Supply Chain Management

Semiconductor Shortage the New Normal?

The automotive industry has faced significant challenges due to the impact of the COVID-19 pandemic on semiconductor chip availability, causing widespread disruptions across the sector and the global economy. However, as we approach mid-2023, the situation has stabilized, and the auto industry has adjusted to a new normal. While the shortage of semiconductor chips that severely hampered vehicle production in 2021 and 2022 is still present to some extent, a recent analysis by S&P Global Mobility suggests that it has receded into the background, with a few exceptions.

The production momentum disruption caused by the chip shortage has pushed the target of achieving a 100-million-unit production year into the next decade, according to S&P Global Mobility. However, the chip shortage is improving, and the outlook is becoming more positive. Global sales and production, which experienced a setback, are now showing signs of improvement in 2023, with automakers adapting their production schedules and increasing their inventory.

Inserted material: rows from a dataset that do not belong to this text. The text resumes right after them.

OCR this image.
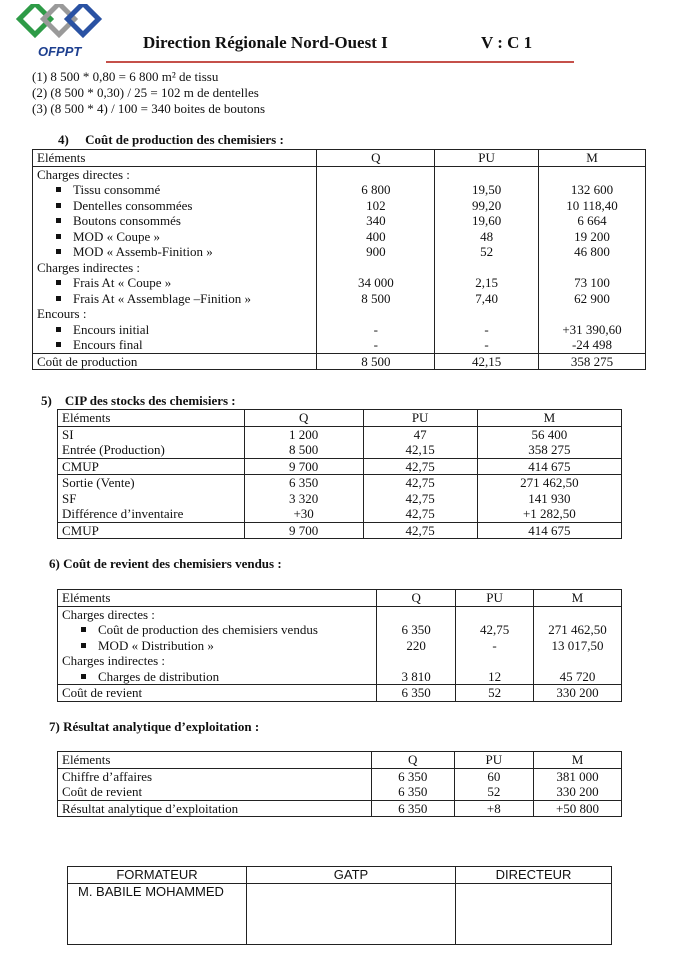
OFPPT	Direction Régionale Nord-Ouest I	V : C 1
(1) 8 500 * 0,80 = 6 800 m² de tissu
(2) (8 500 * 0,30) / 25 = 102 m de dentelles
(3) (8 500 * 4) / 100 = 340 boites de boutons
4)     Coût de production des chemisiers :
Eléments	Q	PU	M
Charges directes :			
Tissu consommé	6 800	19,50	132 600
Dentelles consommées	102	99,20	10 118,40
Boutons consommés	340	19,60	6 664
MOD « Coupe »	400	48	19 200
MOD « Assemb-Finition »	900	52	46 800
Charges indirectes :			
Frais At « Coupe »	34 000	2,15	73 100
Frais At « Assemblage –Finition »	8 500	7,40	62 900
Encours :			
Encours initial	-	-	+31 390,60
Encours final	-	-	-24 498
Coût de production	8 500	42,15	358 275
5)    CIP des stocks des chemisiers :
Eléments	Q	PU	M
SI	1 200	47	56 400
Entrée (Production)	8 500	42,15	358 275
CMUP	9 700	42,75	414 675
Sortie (Vente)	6 350	42,75	271 462,50
SF	3 320	42,75	141 930
Différence d’inventaire	+30	42,75	+1 282,50
CMUP	9 700	42,75	414 675
6) Coût de revient des chemisiers vendus :
Eléments	Q	PU	M
Charges directes :			
Coût de production des chemisiers vendus	6 350	42,75	271 462,50
MOD « Distribution »	220	-	13 017,50
Charges indirectes :			
Charges de distribution	3 810	12	45 720
Coût de revient	6 350	52	330 200
7) Résultat analytique d’exploitation :
Eléments	Q	PU	M
Chiffre d’affaires	6 350	60	381 000
Coût de revient	6 350	52	330 200
Résultat analytique d’exploitation	6 350	+8	+50 800
FORMATEUR	GATP	DIRECTEUR
M. BABILE MOHAMMED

Our current position as we reach the middle of 2023

In mid-2023, the situation transitioned from visible disruption at the automaker and plant level to a more manageable state. While the supply of semiconductors remains constrained, the auto industry has adapted and is now less likely to face significant disruptions. S&P Global Mobility estimates that the current semiconductor supply levels could support around 22 million units of global light-vehicle production per quarter.

However, the demand for semiconductors in vehicles is expected to rise due to the increasing complexity of infotainment, advanced safety, and autonomous systems. Phil Amsrud, a senior principal analyst at S&P Global Mobility, forecasts that the value of semiconductors installed in vehicles will rise from an average of $500 per car in 2020 to $1,400 per car by 2028.

The possibility of encountering disruptive changes in the future

Although the semiconductor crisis has largely been resolved, uncertainties and challenges remain in the chip supply situation. Certain chip types still face supply shortages, and the demand for semiconductors in autos continues to grow. Furthermore, there needs to be more capacity for mature node capacity, and geopolitical trade risks, such as trade tensions between the US and mainland China, could still affect semiconductor supply in the future.

Consolidating electronics in cars drives the demand for automotive semiconductors, with domain controllers and central computers replacing electronics control units. While this consolidation allows for more advanced system-on-chip (SoC) and discrete memory, it still needs to reduce the number of required semiconductors, especially for analog, discrete, and power components.

Automakers may need to reconsider their approach to manufacturing capacity after experiencing lower volumes and higher profits during the chip crisis. They may focus on managing inventory versus demand and supporting pricing power by allocating chips to high-margin vehicles with advanced features.


Despite the improvements in production and sales, it is unlikely that the auto industry will fully recover the production and sales lost between 2020 and 2022. The original forecast of exceeding 100 million units annually by 2022 has been pushed back to around 2030, indicating a setback of approximately a decade compared to pre-pandemic expectations. The semiconductor crisis was one of several external factors contributing to this setback.

In 2023, global light-vehicle sales are projected to reach 83.6 million units, with a forecast for another 93-million-unit year not expected until 2027. Similarly, global light-vehicle production is estimated to reach 85.6 million units this year, with a return to an 88-million-unit production year expected in 2024. However, production levels above 94 million units are not anticipated until 2028.

As we reach mid-2023, the semiconductor supply is no longer a limiting factor for vehicle production. Although there may still be occasional threats in certain parts of the supply chain, the industry is adding capacity in various regions. However, challenges remain, such as geopolitical risks and balancing mature and advanced process nodes. Electrification trends and autonomous driving will also impact the use of semiconductors in-vehicle architectures. While the auto industry has survived the semiconductor crisis caused by the pandemic, it must remain vigilant and adaptable as new challenges arise.